The 2024 Multinational Security Support (MSS) mission achieved limited tactical and strategic gains,
retaking key sites and supporting Haitian National Police training but proved under-resourced and
undermanned. With only US$113 million of the US$600 million required and fewer than 1,000 of
2,500 authorized personnel deployed, the mission lacked logistical reach, intelligence, surveillance,
and reconnaissance, and political cohesion to reverse Haiti’s slide toward insurgent governance. The
deteriorating security conditions prompted the United Nations Security Council to authorize Resolution
2793 on September 30, 2025, transitioning the MSS into a larger, better-resourced Gang Suppression
Force (GSF) with 5,500 authorized personnel and expanded military capabilities.
Haiti’s security institutions remain critically weakened. The Haitian National Police, reduced to
approximately 12,500 officers, struggles with attrition, leadership instability, and inadequate
coordination.2 Specialized units, such as the Temporary Anti-Gang Unit (Unité Tactique Anti-Gang or
UTAG) and Special Weapons and Tactics (SWAT), have demonstrated operational competence but lack
scale. The Haitian Armed Forces (FAďH) remain in early-stage rebuilding, with fewer than 1,300 soldiers
and minimal training capacity.3 Gangs have transformed into insurgent-like actors through territorial
governance, coercive taxation, parallel justice structures, prison breaks, targeted political violence, and
sophisticated operational innovations that include drones, encrypted communications, and coordinated
multifront assaults. Their financial power rests on kidnapping, extortion, and weapons trafficking, much
of it enabled by U.S.-sourced firearms. These networks now exert political influence, challenge state
authority, and shape national decision-making. The territorial, economic, and political penetration of
gangs has generated mass displacement, deepened humanitarian suffering, and created a permissive
environment for malign state actors seeking strategic leverage in the Caribbean.

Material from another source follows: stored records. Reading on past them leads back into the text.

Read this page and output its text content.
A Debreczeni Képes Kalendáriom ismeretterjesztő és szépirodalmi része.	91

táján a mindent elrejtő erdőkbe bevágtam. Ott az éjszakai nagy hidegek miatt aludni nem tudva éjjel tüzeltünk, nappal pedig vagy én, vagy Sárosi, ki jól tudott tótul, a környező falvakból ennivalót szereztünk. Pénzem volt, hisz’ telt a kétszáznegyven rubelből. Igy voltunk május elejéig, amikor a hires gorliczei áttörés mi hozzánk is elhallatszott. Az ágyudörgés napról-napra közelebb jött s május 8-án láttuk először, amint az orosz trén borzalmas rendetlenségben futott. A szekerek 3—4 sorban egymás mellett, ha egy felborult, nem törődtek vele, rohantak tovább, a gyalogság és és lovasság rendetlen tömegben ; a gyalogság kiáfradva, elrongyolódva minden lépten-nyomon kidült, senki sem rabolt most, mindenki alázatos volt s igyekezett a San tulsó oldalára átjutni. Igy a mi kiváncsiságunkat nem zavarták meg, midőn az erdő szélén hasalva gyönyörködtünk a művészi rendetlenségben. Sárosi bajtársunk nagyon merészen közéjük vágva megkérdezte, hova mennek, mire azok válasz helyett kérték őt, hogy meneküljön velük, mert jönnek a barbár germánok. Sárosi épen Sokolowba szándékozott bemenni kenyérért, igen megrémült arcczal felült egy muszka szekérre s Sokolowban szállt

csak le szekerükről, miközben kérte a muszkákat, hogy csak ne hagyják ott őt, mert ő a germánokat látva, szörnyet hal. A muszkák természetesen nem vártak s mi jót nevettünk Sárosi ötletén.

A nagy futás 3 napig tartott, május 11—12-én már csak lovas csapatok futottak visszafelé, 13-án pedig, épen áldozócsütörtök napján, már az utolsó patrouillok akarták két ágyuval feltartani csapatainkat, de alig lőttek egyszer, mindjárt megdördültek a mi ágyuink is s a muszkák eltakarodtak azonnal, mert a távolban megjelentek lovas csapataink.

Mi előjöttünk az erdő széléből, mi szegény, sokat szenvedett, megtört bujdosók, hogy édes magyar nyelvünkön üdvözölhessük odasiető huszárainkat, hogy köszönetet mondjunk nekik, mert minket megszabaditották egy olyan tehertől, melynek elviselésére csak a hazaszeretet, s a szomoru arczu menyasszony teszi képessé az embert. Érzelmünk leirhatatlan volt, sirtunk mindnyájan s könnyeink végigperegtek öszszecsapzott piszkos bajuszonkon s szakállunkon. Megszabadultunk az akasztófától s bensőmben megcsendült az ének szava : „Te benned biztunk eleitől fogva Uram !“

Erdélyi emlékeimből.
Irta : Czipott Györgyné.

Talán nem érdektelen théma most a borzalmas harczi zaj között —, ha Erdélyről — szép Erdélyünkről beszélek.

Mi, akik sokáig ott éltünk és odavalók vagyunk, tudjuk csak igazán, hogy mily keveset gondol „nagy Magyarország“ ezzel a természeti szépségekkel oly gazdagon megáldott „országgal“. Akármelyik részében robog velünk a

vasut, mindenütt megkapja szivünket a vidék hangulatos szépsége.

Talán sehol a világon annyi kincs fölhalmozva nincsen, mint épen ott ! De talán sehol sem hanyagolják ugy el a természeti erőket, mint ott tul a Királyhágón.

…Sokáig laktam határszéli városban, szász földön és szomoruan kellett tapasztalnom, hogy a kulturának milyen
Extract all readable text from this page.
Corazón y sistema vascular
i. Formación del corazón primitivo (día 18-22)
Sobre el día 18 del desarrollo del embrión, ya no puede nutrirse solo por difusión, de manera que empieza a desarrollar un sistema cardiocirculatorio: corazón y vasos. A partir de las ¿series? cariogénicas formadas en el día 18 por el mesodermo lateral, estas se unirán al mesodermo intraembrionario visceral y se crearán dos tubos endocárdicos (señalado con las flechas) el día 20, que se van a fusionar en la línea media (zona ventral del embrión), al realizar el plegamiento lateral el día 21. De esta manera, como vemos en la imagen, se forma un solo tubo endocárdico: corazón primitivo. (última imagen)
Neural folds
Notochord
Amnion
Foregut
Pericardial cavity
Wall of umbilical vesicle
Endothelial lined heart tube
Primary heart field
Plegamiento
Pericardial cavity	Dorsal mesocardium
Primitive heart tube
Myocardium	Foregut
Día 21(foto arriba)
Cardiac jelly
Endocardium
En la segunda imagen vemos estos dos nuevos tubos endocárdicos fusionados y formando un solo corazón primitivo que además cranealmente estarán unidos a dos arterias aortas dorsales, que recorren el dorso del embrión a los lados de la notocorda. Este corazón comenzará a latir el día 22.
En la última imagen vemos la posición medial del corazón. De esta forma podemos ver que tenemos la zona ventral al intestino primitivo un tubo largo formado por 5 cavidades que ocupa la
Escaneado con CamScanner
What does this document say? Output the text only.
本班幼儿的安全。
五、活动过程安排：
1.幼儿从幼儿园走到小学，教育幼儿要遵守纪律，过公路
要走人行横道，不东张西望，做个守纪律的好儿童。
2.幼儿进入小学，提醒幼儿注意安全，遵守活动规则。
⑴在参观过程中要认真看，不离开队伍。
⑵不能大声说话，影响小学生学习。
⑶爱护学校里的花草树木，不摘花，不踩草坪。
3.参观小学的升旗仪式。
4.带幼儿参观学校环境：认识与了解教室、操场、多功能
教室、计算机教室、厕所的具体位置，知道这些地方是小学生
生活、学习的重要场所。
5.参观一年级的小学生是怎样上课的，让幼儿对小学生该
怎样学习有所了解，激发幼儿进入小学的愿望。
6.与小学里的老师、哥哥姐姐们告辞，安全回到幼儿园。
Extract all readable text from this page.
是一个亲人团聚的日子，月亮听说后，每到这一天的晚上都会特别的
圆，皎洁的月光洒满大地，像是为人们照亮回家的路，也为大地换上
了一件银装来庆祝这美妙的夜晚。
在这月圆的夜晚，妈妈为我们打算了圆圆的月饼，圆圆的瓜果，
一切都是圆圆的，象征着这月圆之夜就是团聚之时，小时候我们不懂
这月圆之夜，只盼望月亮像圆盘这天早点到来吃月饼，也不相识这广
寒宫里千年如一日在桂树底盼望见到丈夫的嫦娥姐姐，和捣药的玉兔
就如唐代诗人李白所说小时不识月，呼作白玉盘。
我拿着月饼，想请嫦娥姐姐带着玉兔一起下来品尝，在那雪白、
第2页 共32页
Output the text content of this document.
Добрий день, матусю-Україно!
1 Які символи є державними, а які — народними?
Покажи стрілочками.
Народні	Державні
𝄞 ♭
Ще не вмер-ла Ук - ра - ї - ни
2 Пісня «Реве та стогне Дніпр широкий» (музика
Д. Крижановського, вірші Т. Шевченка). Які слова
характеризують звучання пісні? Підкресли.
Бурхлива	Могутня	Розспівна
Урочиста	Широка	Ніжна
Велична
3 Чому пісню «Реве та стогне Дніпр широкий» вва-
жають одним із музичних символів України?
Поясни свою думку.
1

This report concludes that Haiti is not facing a conventional crime problem but an entrenched
insurgency. The country sits at a tipping point: Without rapid, coordinated, and adequately funded
international action, Haiti risks fully transitioning into a criminally governed state with profound regional
consequences. To reverse this trajectory, the report offers a tiered set of near-term, medium-term, and
long-term policy recommendations for the U.S. interagency, regional partners, and the incoming GSF.
Taken together, these measures aim to degrade gang operational capacity, restore state territorial
control, protect civilians, and set the conditions required for humanitarian access and credible elections.
Without decisive action, the expansion of criminal insurgent governance will further destabilize the
region and erode the security architecture of the Western Hemisphere.